At sacrifice, mice were anesthetized (isoflurane), perfused with phosphate buffered saline (PBS) and kidneys were excised, dissected and immediately fixed in 4% paraformaldehyde (PFA). Paraffin-embedded kidney sections (3 µm) were obtained and stained with periodic-acid Schiff (PAS) or Masson’s Trichrome reagent. All sectioning, paraffin embedding and PAS-staining were performed by the University of Ottawa’s pathology department. Kidney sections were viewed under light-microscopy at either 200x or 400x magnification (Axioskop 2 Imager A1, Zeiss, Germany). Representative glomerular (20–25 glomeruli/mice) areas for each group were analyzed in a blinded manner. Imaging software (Axiovision v4.8, Carl Zeiss, Germany) was used to calculate relative mesangial matrix/glomerular area, whereby the area of the mesangial scar as a percentage of total glomerular area was determined.

Kidney α-smooth muscle actin (α-SMA; Santa Cruz Biotechnology, Dallas, TX.) immunofluorescence was performed on paraffin-embedded sections mounted on glass slides. Sections were deparaffinized in mixed xylenes (Fisher), and rehydrated through a gradient of ethanol and distilled water. Sections were washed 3x in PBS, boiled for 20 minutes in 0.1 M Na-citrate buffer (pH 6.0) for antigen unmasking. Sections were blocked in PBS containing 10% donkey serum/1% BSA for 1 hour and incubated with mouse anti-α-smooth muscle actin (1∶200) overnight at 4°C. Slides were washed and treated with a FITC-labelled donkey anti-mouse secondary antibody (1∶1000; Molecular Probes, Burlington, ON.) for 1 hour, followed by 4,6-diamidino-2-phenylindole (DAPI; Sigma-Aldrich, Oakville, ON.) for nuclear localization. Sections were covered with fluorescent mounting medium (Vector laboratories, Burlington, ON.) and coverslips. Slides were visualized under fluorescence microscopy whereby representative cortical profiles from each group were obtained in a blinded manner.

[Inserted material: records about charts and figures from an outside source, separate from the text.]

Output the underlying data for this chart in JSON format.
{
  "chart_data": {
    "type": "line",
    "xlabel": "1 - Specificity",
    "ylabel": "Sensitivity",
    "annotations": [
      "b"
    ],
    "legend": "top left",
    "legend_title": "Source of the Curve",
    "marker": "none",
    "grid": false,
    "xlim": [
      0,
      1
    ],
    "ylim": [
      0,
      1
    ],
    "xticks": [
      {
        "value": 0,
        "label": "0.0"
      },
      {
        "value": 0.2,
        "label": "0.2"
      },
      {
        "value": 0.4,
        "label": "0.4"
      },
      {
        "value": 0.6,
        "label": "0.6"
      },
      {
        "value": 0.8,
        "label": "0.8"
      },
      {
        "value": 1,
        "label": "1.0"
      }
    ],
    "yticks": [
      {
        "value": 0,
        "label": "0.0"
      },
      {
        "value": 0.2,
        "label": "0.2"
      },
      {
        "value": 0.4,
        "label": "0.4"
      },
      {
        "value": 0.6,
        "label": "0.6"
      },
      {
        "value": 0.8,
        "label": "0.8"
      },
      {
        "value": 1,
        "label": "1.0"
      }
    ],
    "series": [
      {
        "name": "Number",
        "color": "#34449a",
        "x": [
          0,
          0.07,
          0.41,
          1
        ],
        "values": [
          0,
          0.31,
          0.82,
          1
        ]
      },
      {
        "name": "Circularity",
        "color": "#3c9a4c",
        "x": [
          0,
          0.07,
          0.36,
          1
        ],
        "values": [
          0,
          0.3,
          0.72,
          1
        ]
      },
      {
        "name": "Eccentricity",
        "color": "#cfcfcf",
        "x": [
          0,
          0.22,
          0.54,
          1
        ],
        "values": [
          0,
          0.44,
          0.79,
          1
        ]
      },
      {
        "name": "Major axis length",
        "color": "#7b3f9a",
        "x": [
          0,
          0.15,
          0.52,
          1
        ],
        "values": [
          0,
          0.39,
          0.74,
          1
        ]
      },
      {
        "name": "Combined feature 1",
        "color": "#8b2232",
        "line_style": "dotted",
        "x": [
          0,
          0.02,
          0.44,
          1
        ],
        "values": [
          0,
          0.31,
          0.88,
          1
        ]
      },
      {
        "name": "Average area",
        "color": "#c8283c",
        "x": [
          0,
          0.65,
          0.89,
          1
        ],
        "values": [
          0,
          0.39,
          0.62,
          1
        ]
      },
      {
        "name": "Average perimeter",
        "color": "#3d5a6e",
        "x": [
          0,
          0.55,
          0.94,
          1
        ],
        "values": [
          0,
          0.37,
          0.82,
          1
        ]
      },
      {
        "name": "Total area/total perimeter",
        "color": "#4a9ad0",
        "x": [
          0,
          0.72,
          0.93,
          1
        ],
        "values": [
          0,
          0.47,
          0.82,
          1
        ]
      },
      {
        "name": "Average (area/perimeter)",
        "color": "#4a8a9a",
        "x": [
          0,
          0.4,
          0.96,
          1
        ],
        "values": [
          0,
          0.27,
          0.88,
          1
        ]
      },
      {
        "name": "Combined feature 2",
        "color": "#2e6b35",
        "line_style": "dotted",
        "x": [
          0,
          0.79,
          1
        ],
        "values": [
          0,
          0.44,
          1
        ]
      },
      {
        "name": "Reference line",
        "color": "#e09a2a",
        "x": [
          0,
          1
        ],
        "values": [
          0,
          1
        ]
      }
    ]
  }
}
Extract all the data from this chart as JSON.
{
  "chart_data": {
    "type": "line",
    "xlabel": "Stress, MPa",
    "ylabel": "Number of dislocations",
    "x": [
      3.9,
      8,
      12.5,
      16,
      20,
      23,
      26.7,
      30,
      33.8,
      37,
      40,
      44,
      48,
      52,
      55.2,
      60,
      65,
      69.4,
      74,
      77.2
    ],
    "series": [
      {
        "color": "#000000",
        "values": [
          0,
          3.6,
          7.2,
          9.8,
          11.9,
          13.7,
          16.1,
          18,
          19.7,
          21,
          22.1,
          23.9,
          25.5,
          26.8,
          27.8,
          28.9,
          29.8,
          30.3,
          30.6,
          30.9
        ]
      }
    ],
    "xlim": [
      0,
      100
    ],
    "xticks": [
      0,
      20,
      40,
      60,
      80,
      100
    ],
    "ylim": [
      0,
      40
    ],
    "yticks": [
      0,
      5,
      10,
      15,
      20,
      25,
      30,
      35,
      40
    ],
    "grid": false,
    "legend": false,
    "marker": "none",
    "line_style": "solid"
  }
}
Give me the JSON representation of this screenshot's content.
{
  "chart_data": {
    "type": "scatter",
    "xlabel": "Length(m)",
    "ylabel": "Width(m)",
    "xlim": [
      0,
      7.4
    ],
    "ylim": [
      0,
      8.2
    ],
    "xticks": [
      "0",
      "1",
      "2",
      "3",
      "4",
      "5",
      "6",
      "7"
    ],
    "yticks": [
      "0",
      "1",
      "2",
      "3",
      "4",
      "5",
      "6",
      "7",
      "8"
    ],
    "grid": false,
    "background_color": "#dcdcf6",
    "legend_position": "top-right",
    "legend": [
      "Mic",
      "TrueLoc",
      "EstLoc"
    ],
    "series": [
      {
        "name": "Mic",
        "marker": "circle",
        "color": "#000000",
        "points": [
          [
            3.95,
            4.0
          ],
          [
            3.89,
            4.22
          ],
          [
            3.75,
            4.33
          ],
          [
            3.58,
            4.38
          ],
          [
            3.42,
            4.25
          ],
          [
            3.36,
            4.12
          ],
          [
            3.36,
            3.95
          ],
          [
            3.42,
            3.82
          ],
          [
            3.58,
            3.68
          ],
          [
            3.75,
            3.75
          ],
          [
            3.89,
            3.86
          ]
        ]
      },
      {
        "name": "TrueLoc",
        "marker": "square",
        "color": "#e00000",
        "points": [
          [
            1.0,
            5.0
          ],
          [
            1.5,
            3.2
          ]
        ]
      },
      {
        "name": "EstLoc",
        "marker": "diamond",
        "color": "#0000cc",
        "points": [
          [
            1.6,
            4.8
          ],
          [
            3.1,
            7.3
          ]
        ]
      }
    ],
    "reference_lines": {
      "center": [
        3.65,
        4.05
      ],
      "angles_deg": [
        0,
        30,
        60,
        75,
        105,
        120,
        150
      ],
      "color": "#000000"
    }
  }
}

Western immunoblotting and quantitative PCR

Cortical kidney tissue was homogenized with a COE Capmixer and suspended in RIPA lysis buffer (150 mM NaCl, 1% Triton X-100, 0.5% sodium deoxycholate, 0.1% SDS and 50 mM Tris pH 8.0), supplemented with protease inhibitor cocktail 1∶100 (Sigma-Aldrich, Oakville, ON). Protein lysates were processed by SDS-PAGE, transferred to nitrocellulose membranes, incubated with appropriate antibodies and processed for chemiluminescence. Primary antibodies, including rabbit anti-fibronectin 1∶1000 (Sigma-Aldrich, Oakville, ON) and mouse anti-α-tubulin 1∶2000 (Sigma-Aldrich, Oakville, ON) were incubated o/n at 4°C. Secondary antibodies, including HRP-goat anti-rabbit 1∶10000 (Jackson ImmunoResearch Laboratories, West Grove, PA) and HRP-goat anti-mouse 1∶10000 (Jackson ImmunoResearch Laboratories, West Grove, PA), were incubated for 1 hour at room temperature. For quantitative PCR (qPCR), kidney tissue was homogenized using QIAshredder columns (Qiagen). RNA was extracted using the Qiagen RNEasy minikit as per manufacturer’s instructions. Extracted RNA was converted to cDNA using the High-Capacity cDNA Reverse Transcription kit (Applied Biosystems) with 500 ng starting material per reaction. Assay was performed using an ABI Prism 7000 Sequence Detection System with SYBR Advantage qPCR Premix (Clontech) according to manufacturer’s instructions. Primers used: Collagen-IV sense (5′- ATGGGGCCCCGGCTCAGC −3′), Collagen-IV antisense (5′- ATCCTCTTTCACCTTTCAATAGC −3′); GAPDH sense and antisense were purchased from Invitrogen.

Statistical analysis

The values are presented as means ± SE. Statistical comparisons between two-groups was performed using the unpaired Student’s t-test, while analysis of variance (ANOVA) was used for three or more groups, followed by a Newman-Keuls post-test. Statistical significance was achieved when P≤0.05.